Wednesday, March 04, 2009

GOP: BAM COOKS THE BUDGET BOOKS
By GEOFF EARLE Post Correspondent

Last updated: 2:04 am
March 4, 2009 
Posted: 1:44 am
March 4, 2009

WASHINGTON - Republicans slammed President Obama for "cooking the books" in his new budget proposal, as the administration said this year's $1.75 trillion deficit was caused a by a crisis unlike any in generations.

GOP lawmakers grilled Peter Orszag, Obama's budget chief, in his first testimony on Capitol Hill to defend the tax and spending plan he unveiled last week.

"The numbers in this budget are staggeringly high," fumed Rep. Paul Ryan (R-Wis.).

"If these scenarios in this baseline don't play themselves out, then they'll be even higher."

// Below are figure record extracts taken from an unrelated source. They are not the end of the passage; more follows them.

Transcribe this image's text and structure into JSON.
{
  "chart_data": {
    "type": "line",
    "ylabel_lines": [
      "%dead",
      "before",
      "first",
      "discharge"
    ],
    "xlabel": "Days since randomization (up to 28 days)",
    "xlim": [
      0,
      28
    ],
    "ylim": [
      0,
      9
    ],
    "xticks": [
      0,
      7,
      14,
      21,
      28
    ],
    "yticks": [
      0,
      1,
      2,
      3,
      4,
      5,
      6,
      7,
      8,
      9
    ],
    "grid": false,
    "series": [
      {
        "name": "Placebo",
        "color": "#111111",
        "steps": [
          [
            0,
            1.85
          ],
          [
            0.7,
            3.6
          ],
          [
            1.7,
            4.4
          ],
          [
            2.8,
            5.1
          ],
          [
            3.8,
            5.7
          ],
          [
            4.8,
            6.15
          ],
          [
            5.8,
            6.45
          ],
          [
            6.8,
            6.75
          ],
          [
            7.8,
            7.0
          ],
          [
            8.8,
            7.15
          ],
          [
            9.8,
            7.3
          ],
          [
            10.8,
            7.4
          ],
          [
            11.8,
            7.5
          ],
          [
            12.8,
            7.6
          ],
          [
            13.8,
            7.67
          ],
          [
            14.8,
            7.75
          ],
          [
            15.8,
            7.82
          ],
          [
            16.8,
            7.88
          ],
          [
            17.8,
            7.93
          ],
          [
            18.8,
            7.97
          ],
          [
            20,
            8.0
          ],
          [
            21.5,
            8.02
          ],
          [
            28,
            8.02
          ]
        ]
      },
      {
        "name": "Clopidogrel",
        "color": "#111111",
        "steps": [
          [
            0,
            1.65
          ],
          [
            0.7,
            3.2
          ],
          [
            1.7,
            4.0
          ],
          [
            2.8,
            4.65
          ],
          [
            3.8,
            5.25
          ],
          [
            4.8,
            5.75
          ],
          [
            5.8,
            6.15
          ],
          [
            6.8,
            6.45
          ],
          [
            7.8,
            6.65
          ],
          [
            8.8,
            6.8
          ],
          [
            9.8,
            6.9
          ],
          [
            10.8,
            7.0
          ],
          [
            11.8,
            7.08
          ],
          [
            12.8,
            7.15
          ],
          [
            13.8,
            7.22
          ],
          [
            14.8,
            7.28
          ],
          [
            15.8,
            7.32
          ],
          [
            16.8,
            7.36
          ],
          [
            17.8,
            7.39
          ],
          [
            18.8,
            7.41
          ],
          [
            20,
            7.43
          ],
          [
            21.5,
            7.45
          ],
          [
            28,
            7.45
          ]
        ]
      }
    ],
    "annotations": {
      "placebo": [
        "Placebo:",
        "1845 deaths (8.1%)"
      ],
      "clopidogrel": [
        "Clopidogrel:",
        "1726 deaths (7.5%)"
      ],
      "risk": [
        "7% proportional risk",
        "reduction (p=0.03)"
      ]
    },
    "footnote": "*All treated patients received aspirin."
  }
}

Orszag replied: "The new administration has inherited an economic crisis unlike any we have seen in our lifetimes."

Treasury Secretary Timothy Geithner, who would oversee more than $1 trillion in higher taxes over the next decade, got similar treatment.

(Amazing... This man is a tax cheat himself who has been caught, of course, it did not matter. sigh, he was needed by Obama and Obama laid his hands on him and blessed him and said all was ok in the world, so we end up with a tax cheat running the Treasury... and guess what else.. he is a buffoon... this man is was head of the New York Fed (that helped contribute to this mess) and was tapped to solve our problems over a year ago by Bush... who did not know he was a tax cheat, who would have guessed since he was head of the New York Fed? Oh it's even better... read the bio of this great wonder Obama could not live without on his team... it will amaze you and leave you asking why did we need someone who can not respect rules, if there is one man who proves the "Peter Principle" it is Geithner!  In government and in big business, one rises to their level of incompetence, and he has reached his peak!)

"It looks like somebody's cooking the books," grumbled Rep. Kevin Brady (R-Texas) at a House Ways and Means Committee hearing.

"The president's budget increases taxes on every American, and does so during a recession," Rep. Dave Camp (R-Mich.) told Geithner.

Geithner countered that tax increases don't kick in until 2011, when the administration is projecting that a recovery would be under way.

Although Ryan, the top Republican on the House Budget Committee, praised some aspects of the budget, he also ripped into accounting methods - like budgeting for high initial war costs that demonstrate a savings later.

"So you assume in your budget that we're going to have a surge in 10 years [in Iraq], even though a surge, by definition, is up, then back down," Ryan said, pressing Orszag.

"To go back, $1.6 trillion of these savings is because you are saying we are not going to have a surge for 10 years, we are going to ramp it down," he continued.

Orszag replied: "About a trillion-and-a-half dollars is because the war ends more quickly under this budget then we think the alternative would have been."

Jeb Hensarling (R-Texas) accused Obama of putting up a "trifecta of trillions" - with the stimulus package, appropriations spending and budget deficits.

He said the deficit - which is projected to fall from $1.75 trillion to $533 billion over a decade - showed "red ink as far as the eye can see."